The history of Indian boarding schools in the United States has become increasingly known to many Americans as the truth of that history has been slowly, if not brutally, revealed through the tragic stories of unmarked graves that continue to be identified in Canada. 

The Catholic Church ran a number of these schools — by far the most of any Christian denomination — and so today as Catholics we are called to confront the truth of that history with unflinching honesty. 

The work of confronting the ways in which the Catholic Church was involved in the oppression of Indigenous peoples across the United States is a sacramental process. 
 

Red Cloud Indian School

 

This work is so foundationally important because the impact of boarding schools in Indigenous communities is one with a profoundly complex, challenging, and ongoing legacy. 

One survivor of the boarding schools I have spoken with told the story of being punished for speaking his language by placing a rubber band in his teeth and being asked to stretch it out to snap back on his own face. 

He said that was indeed painful, but the deeper pain came from the laughter of his classmates and a lifelong struggle of feeling shame about his language and identity. 

Stories like this are plentiful and speak to the ways in which boarding school history continues to  resound across generations of Indigenous families as they deal with ongoing linguistic, cultural, and spiritual loss and recovery.

At Red Cloud Indian School in Pine Ridge, South Dakota, we are committed to a process to engage this history directly. 

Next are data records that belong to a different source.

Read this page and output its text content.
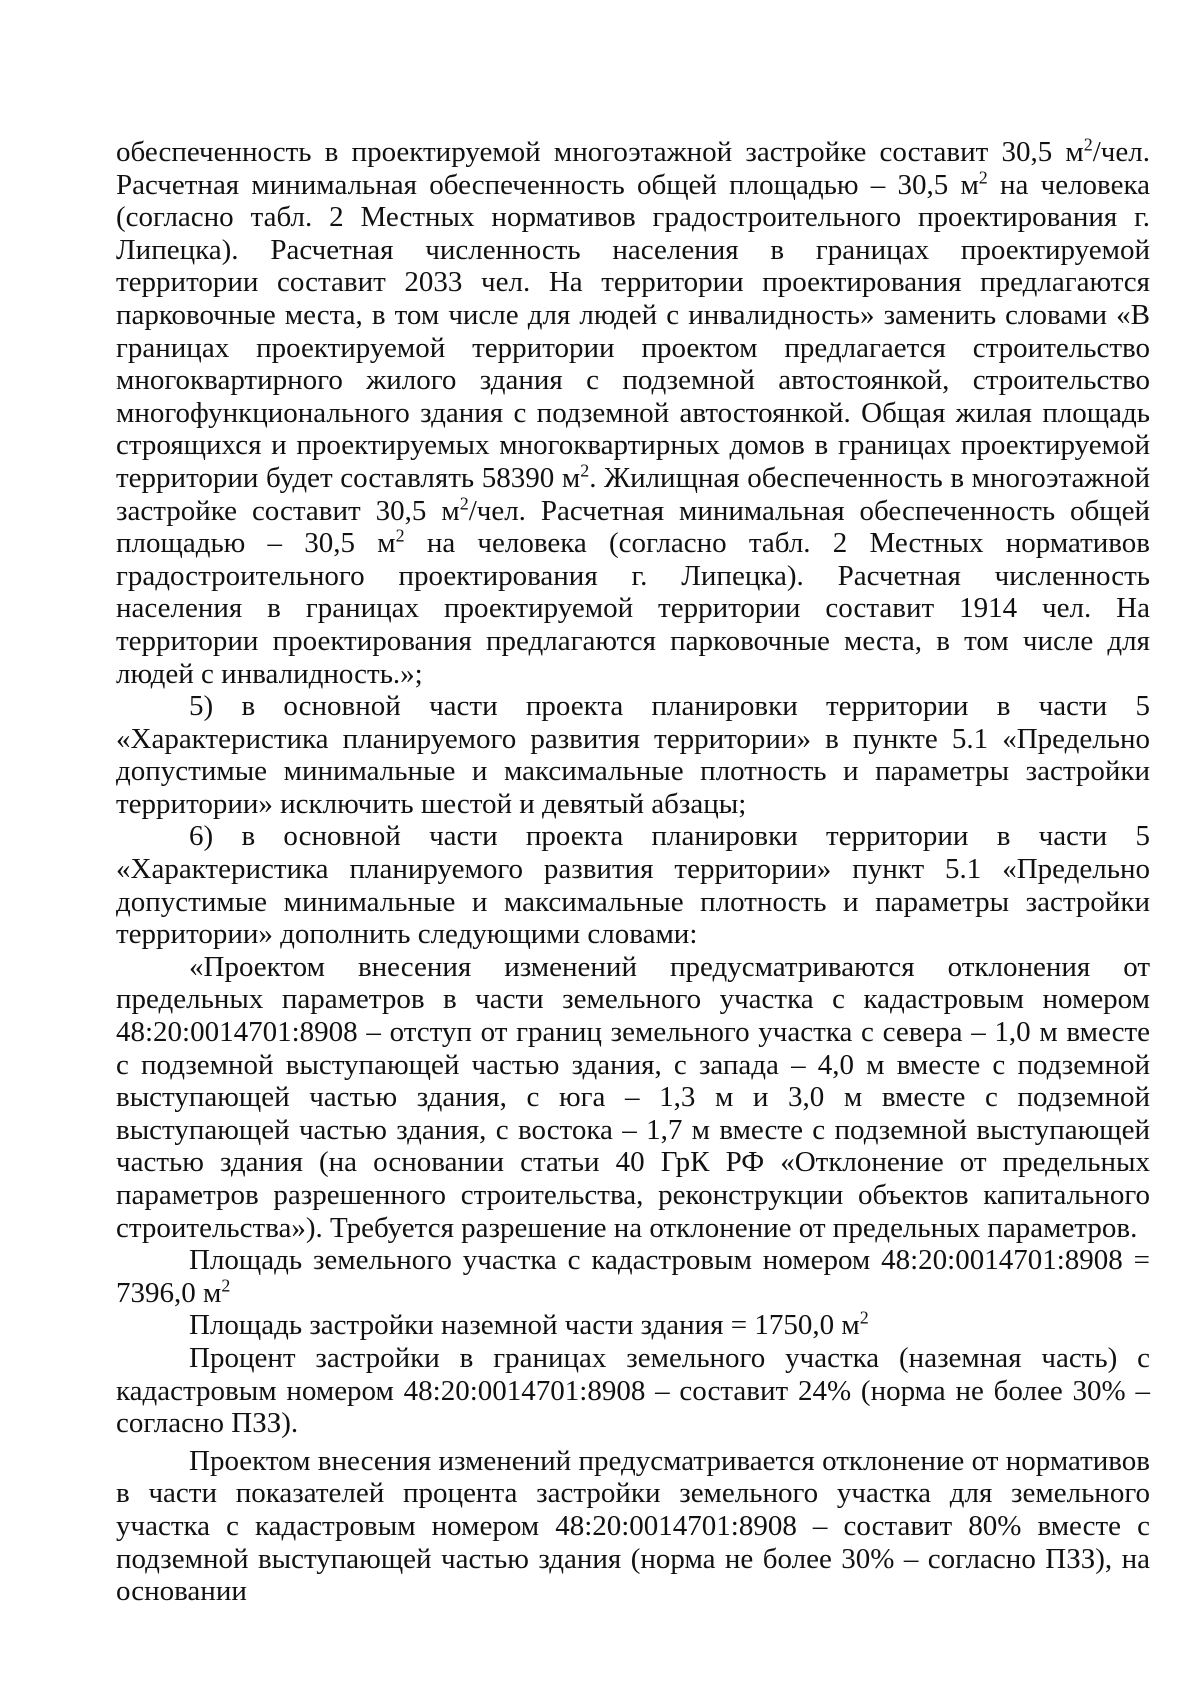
обеспеченность в проектируемой многоэтажной застройке составит 30,5 $м^2$/чел. Расчетная минимальная обеспеченность общей площадью – 30,5 $м^2$ на человека (согласно табл. 2 Местных нормативов градостроительного проектирования г. Липецка). Расчетная численность населения в границах проектируемой территории составит 2033 чел. На территории проектирования предлагаются парковочные места, в том числе для людей с инвалидность» заменить словами «В границах проектируемой территории проектом предлагается строительство многоквартирного жилого здания с подземной автостоянкой, строительство многофункционального здания с подземной автостоянкой. Общая жилая площадь строящихся и проектируемых многоквартирных домов в границах проектируемой территории будет составлять 58390 $м^2$. Жилищная обеспеченность в многоэтажной застройке составит 30,5 $м^2$/чел. Расчетная минимальная обеспеченность общей площадью – 30,5 $м^2$ на человека (согласно табл. 2 Местных нормативов градостроительного проектирования г. Липецка). Расчетная численность населения в границах проектируемой территории составит 1914 чел. На территории проектирования предлагаются парковочные места, в том числе для людей с инвалидность.»;

5) в основной части проекта планировки территории в части 5 «Характеристика планируемого развития территории» в пункте 5.1 «Предельно допустимые минимальные и максимальные плотность и параметры застройки территории» исключить шестой и девятый абзацы;

6) в основной части проекта планировки территории в части 5 «Характеристика планируемого развития территории» пункт 5.1 «Предельно допустимые минимальные и максимальные плотность и параметры застройки территории» дополнить следующими словами:

«Проектом внесения изменений предусматриваются отклонения от предельных параметров в части земельного участка с кадастровым номером 48:20:0014701:8908 – отступ от границ земельного участка с севера – 1,0 м вместе с подземной выступающей частью здания, с запада – 4,0 м вместе с подземной выступающей частью здания, с юга – 1,3 м и 3,0 м вместе с подземной выступающей частью здания, с востока – 1,7 м вместе с подземной выступающей частью здания (на основании статьи 40 ГрК РФ «Отклонение от предельных параметров разрешенного строительства, реконструкции объектов капитального строительства»). Требуется разрешение на отклонение от предельных параметров.

Площадь земельного участка с кадастровым номером 48:20:0014701:8908 = 7396,0 $м^2$

Площадь застройки наземной части здания = 1750,0 $м^2$

Процент застройки в границах земельного участка (наземная часть) с кадастровым номером 48:20:0014701:8908 – составит 24% (норма не более 30% – согласно ПЗЗ).

Проектом внесения изменений предусматривается отклонение от нормативов в части показателей процента застройки земельного участка для земельного участка с кадастровым номером 48:20:0014701:8908 – составит 80% вместе с подземной выступающей частью здания (норма не более 30% – согласно ПЗЗ), на основании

We are inspired by Indigenous scholarship through the work of social worker, professor, and mental health expert Dr. Maria Yellow Horse Brave Heart, who provides four stages to address historical trauma. 

Our process starts with confronting the school’s history through survivors’ stories and the opening of our archives. It moves on to supporting the community’s understanding of that historical trauma and its impact. 

Only through this truth-telling and shared  understanding is healing possible, always an individual journey. When we heal, we can then transform to a new life and new relationship. 

The Catholic Church too must engage in its own journey toward healing the trauma of the past. 

We first must recognize the need to admit our harmful history as we do when we profess our sins. 

In this way, healing is for everyone, including the Church as it seeks to establish trust and relationship within a community with which it has had a complex history —  one we know could have been, should have been, very different.